Photons exist in nature	It is not proven by any experiment, that phonons exist in nature.
Types of photons are : Cosmic rays, X-rays, and all E-M ray photons	Types of phonons are : Acoustic and Optical phonons
Photons travel with the speed of light. c = 3*108m/s	Phonons travel slower than photons. ( approx 2.9 * 10-3km/s)
Photons are neutral, hence they do not deviate in an either electric or magnetic field	Phonons show some deflection in the magnetic field.
Size of photon is Approx. 34.9nm	Size of phonon is Not Defined
It is a Bosonic particle	It is also a Bosonic particle

Applications of Photons

• Photons are used in solar panels.
• They are used as a tool in the medical field like X-Rays.
• They are also used in the study of molecules at the micro-level like to measure the distance between the atoms.

Applications of Phonons

• It is used in the study of different properties of matter like thermal and electrical conductivity.
• Phonons are also used to cool down the temperatures of electronic devices by just dissipating the heat around the whole lattice.

Conclusion

We learned about both of the particles and get to know that, both photons and phonons are very similar to each other but with many differences between them. Both of them have their significance and applications in the real world. The photoelectric effect and Crompton effect verify the existence of photons in the world, on the other hand, many theories forcefully try to prove that without the presence of phonons, some of the phenomena in nature can never be explained, like the specific heat of solid at zero temperature is zero. With the evolution of science and technology, we hope in the future, we have some theories that will prove the existence of phonons in nature.

Frequently Asked Questions

Q.1: Does photon and phonon refers to the same thing?

Answer:

No, photons represent the quanta of electromagnetic energy, and on the other hand, phonons represent the quanta of vibrational mechanical energy.

Q.2. Do phonons also interact with each other, just like photons?

Answer:

Yes, phonons also interact with each other just like photons.

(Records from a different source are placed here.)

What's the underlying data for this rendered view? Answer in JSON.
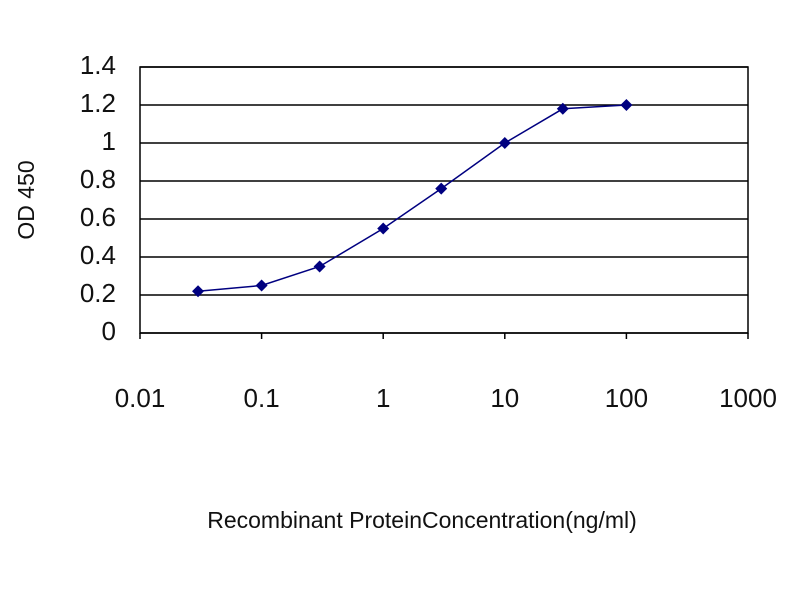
{
  "chart_data": {
    "type": "line",
    "x_label": "Recombinant ProteinConcentration(ng/ml)",
    "y_label": "OD 450",
    "x": [
      0.03,
      0.1,
      0.3,
      1,
      3,
      10,
      30,
      100
    ],
    "values": [
      0.22,
      0.25,
      0.35,
      0.55,
      0.76,
      1.0,
      1.18,
      1.2
    ],
    "color": "#000080",
    "x_scale": "log",
    "xlim": [
      0.01,
      1000
    ],
    "xticks": [
      0.01,
      0.1,
      1,
      10,
      100,
      1000
    ],
    "ylim": [
      0,
      1.4
    ],
    "yticks": [
      0,
      0.2,
      0.4,
      0.6,
      0.8,
      1,
      1.2,
      1.4
    ],
    "grid": true
  }
}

And their interaction is considered scattering.

Q.3. What is the value of chemical potential for both photons and phonons?

Answer:

The value of chemical potential μ = 0 for both photons and phonons.

Q.4. Why the rest mass of the photons is zero?

Answer:

Because the formula for calculating the effective mass:

m = m_o/√ (1 -v²/c²) ,

• where m = effective mass
• m_o = rest mass
• v = velocity of photons
• c = speed of light

When we are calculating the rest mass, the velocity of the photon is equal to the speed of light. Therefore v=c. And hence, the mass would become infinite, which is not possible. That’s why the rest mass of the photon is considered to be zero.